During the last year, the Reserve Bank of India upped its gold holdings from 794.63 to 822.10 tons.
According to the central bank’s fiscal year 2024 annual report, over 308 metric tonnes is currently held inside the country to provide backing for circulating currency. This shipment of 100.28 tonnes in gold bars will be held locally as an asset of the banking department.
Economist and a member of the Economic Advisory Council to the Prime Minister of India, Sanjeev Sanyal, said on Friday that India will now hold most of its gold in its vaults.
“One of the prime reasons for this is the decline in confidence in dollar assets among central banks. Even the US Treasury Department data suggest that the non-US central banks’ holdings of US Treasury bonds have dropped from 50.1 percent (of what?) in January 2023 to 47.2 percent as of January 2024,” the report said.
This brings India’s domestic gold holdings nearly equal to those held by foreign banks and trading partners. The last time that India experienced such a large shift in its gold holdings was in 1990-1991 when the country was forced to raise funds to avoid a potential sovereign debt default.
Although the loans were repaid, the gold remained vaulted in London for logistical reasons. Storing gold abroad provides potential returns by entering into swaps and other trading activities. Additionally, the central bank is a regular gold buyer and allocated storage in market locations is practical.

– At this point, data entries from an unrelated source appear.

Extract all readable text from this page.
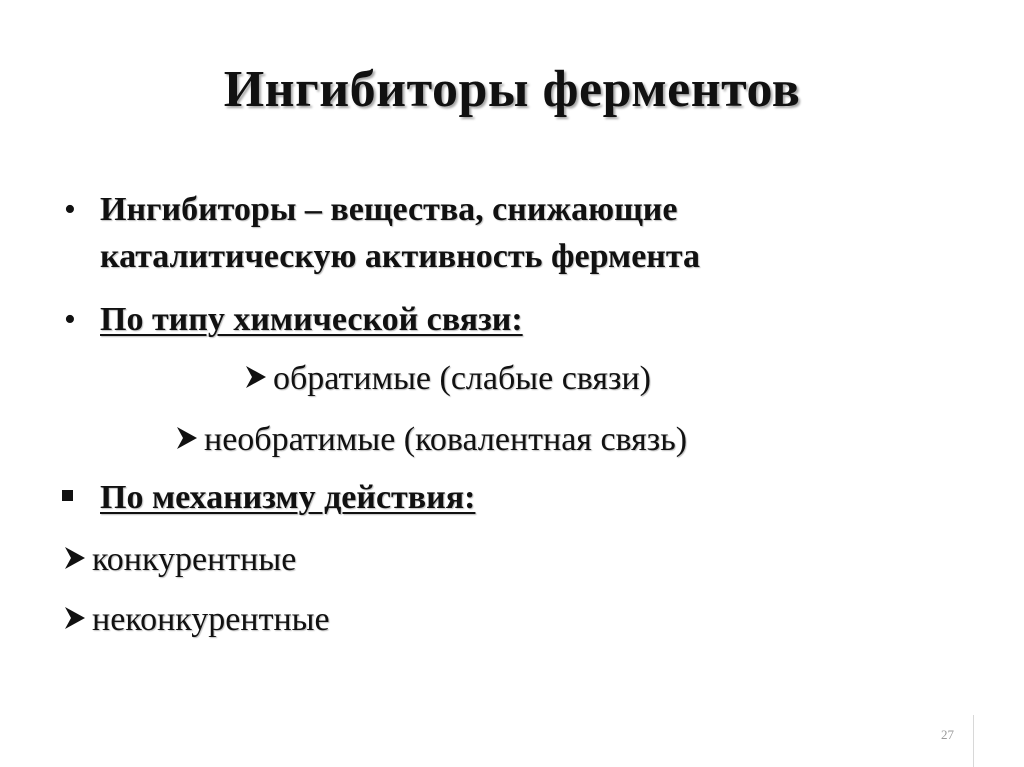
Ингибиторы ферментов
• Ингибиторы – вещества, снижающие
каталитическую активность фермента
• По типу химической связи:
обратимые (слабые связи)
необратимые (ковалентная связь)
По механизму действия:
конкурентные
неконкурентные
27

This move reflects the central bank’s broader strategy to diversify FX reserves and hedge against the ongoing inflation of the dollar and other currency volatility.
It’s being reported that current geopolitical tensions played a role in the bank’s decision to repatriate the gold, citing the freezing of Russian assets by Western nation raising concerns about the safety of assets help abroad.

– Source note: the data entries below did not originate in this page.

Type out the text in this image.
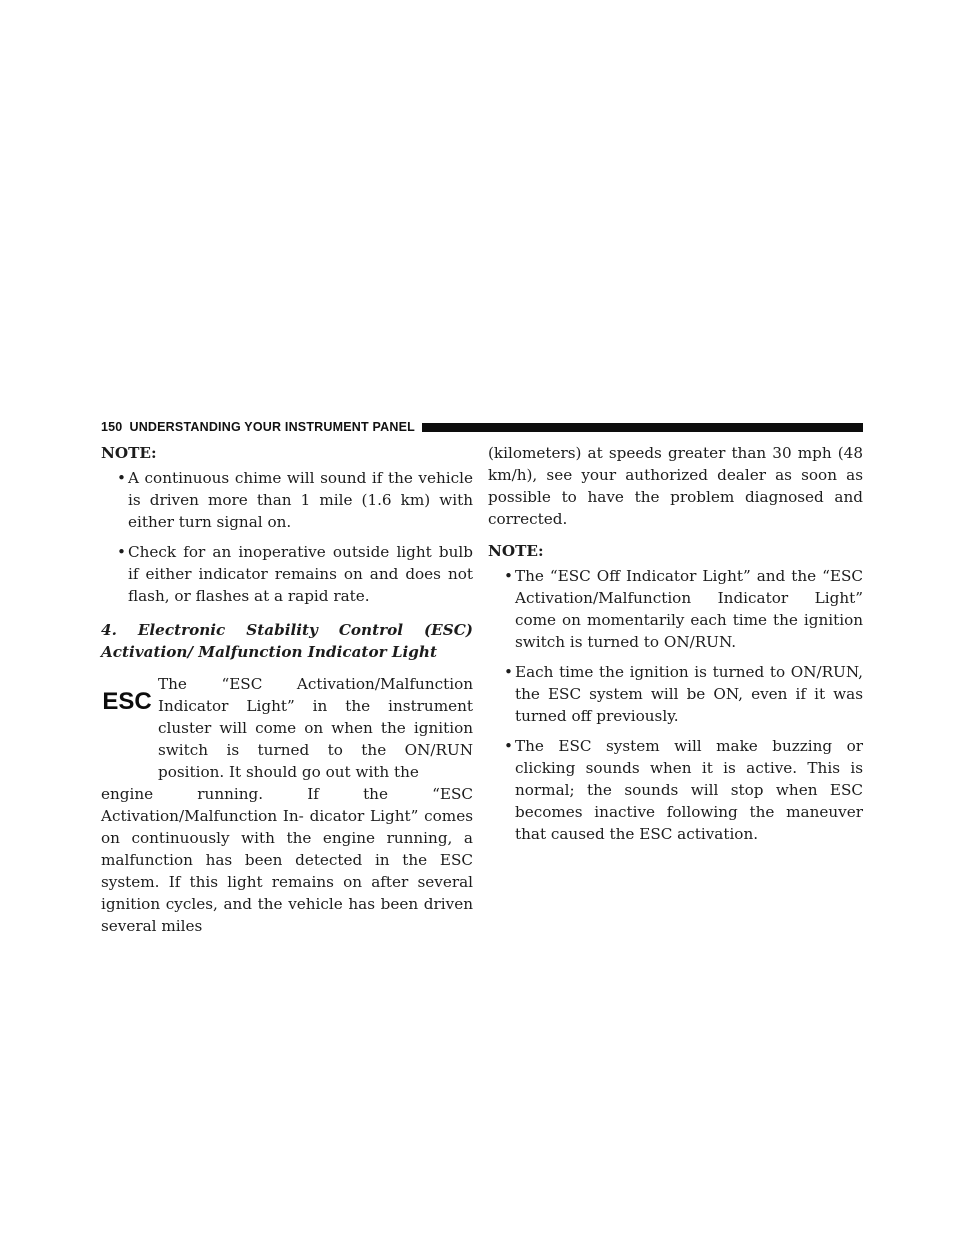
150 UNDERSTANDING YOUR INSTRUMENT PANEL

NOTE:

• A continuous chime will sound if the vehicle is driven more than 1 mile (1.6 km) with either turn signal on.
• Check for an inoperative outside light bulb if either indicator remains on and does not flash, or flashes at a rapid rate.

4. Electronic Stability Control (ESC) Activation/ Malfunction Indicator Light

ESC

The “ESC Activation/Malfunction Indicator Light” in the instrument cluster will come on when the ignition switch is turned to the ON/RUN position. It should go out with the

engine running. If the “ESC Activation/Malfunction In- dicator Light” comes on continuously with the engine running, a malfunction has been detected in the ESC system. If this light remains on after several ignition cycles, and the vehicle has been driven several miles

(kilometers) at speeds greater than 30 mph (48 km/h), see your authorized dealer as soon as possible to have the problem diagnosed and corrected.

NOTE:

• The “ESC Off Indicator Light” and the “ESC Activation/Malfunction Indicator Light” come on momentarily each time the ignition switch is turned to ON/RUN.
• Each time the ignition is turned to ON/RUN, the ESC system will be ON, even if it was turned off previously.
• The ESC system will make buzzing or clicking sounds when it is active. This is normal; the sounds will stop when ESC becomes inactive following the maneuver that caused the ESC activation.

Following the Russian invasion of the Ukraine in 2022, the US government imposed sanctions against Russia, freezing foreign reserves and prohibiting the country from trading in dollars. The sanctions were intended to disrupt the flow of Russian oil, since oil has been traded exclusively in dollars since 1973.

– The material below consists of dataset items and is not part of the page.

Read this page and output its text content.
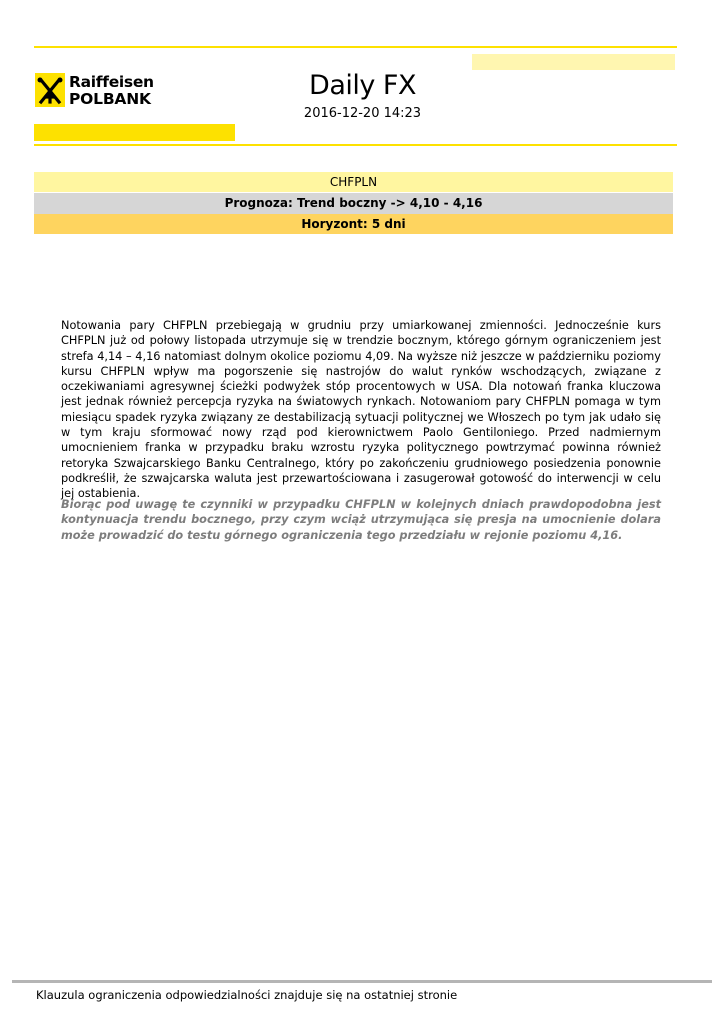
Raiffeisen
POLBANK	Daily FX
2016-12-20 14:23
CHFPLN
Prognoza: Trend boczny -> 4,10 - 4,16
Horyzont: 5 dni

Notowania pary CHFPLN przebiegają w grudniu przy umiarkowanej zmienności. Jednocześnie kurs CHFPLN już od połowy listopada utrzymuje się w trendzie bocznym, którego górnym ograniczeniem jest strefa 4,14 – 4,16 natomiast dolnym okolice poziomu 4,09. Na wyższe niż jeszcze w październiku poziomy kursu CHFPLN wpływ ma pogorszenie się nastrojów do walut rynków wschodzących, związane z oczekiwaniami agresywnej ścieżki podwyżek stóp procentowych w USA. Dla notowań franka kluczowa jest jednak również percepcja ryzyka na światowych rynkach. Notowaniom pary CHFPLN pomaga w tym miesiącu spadek ryzyka związany ze destabilizacją sytuacji politycznej we Włoszech po tym jak udało się w tym kraju sformować nowy rząd pod kierownictwem Paolo Gentiloniego. Przed nadmiernym umocnieniem franka w przypadku braku wzrostu ryzyka politycznego powtrzymać powinna również retoryka Szwajcarskiego Banku Centralnego, który po zakończeniu grudniowego posiedzenia ponownie podkreślił, że szwajcarska waluta jest przewartościowana i zasugerował gotowość do interwencji w celu jej ostabienia.

Biorąc pod uwagę te czynniki w przypadku CHFPLN w kolejnych dniach prawdopodobna jest kontynuacja trendu bocznego, przy czym wciąż utrzymująca się presja na umocnienie dolara może prowadzić do testu górnego ograniczenia tego przedziału w rejonie poziomu 4,16.

Klauzula ograniczenia odpowiedzialności znajduje się na ostatniej stronie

It’s widely reported across Asian news sources that China is rapidly reducing its holdings of US Treasury bonds while boosting its gold reserves. This follows the BRICS strategy, aiming to remove the dollars dominance in cross-border trade.
Sergey Ryabkov, the Deputy Foreign Minister of Russia, revealed in a recent interview that the dedollarization agenda would take center stage at the BRICS summit in October 2024.
“The notion of a multi-polar world holds the key to dedollarization, where BRICS countries will break free from their dependence on the US dollar,” he said.
The BRICS alliance is exploring strategies to create a new international reserve currency, potentially backed by gold to reduce reliance on the US dollar.
Five additional countries joined the BRICS alliance in 2024; Iran, Egypt, Saudi Arabia, United Arab Emirates and Ethiopia.
More than 40 countries have expressed interest in joining the alliance, which is pushing for cross-border transactions in local currencies, reducing the need for countries to hold significant US dollar reserves, either in the form of Treasury Bonds or hard currency.
In recent years, the original BRICS members, Brazil, Russia, India, China, and South Africa, have seen significant economic growth in recent years. China has become the primary trading partner for over 120 countries, with exports totaling over $3.6 trillion, causing the the decline in the US share of global GDP and shifting towards a multi-polar world.
The ongoing federal budget deficit and growing national debt have been citing by several countries who have moved forward with a dedollarization strategy to safeguard their economies.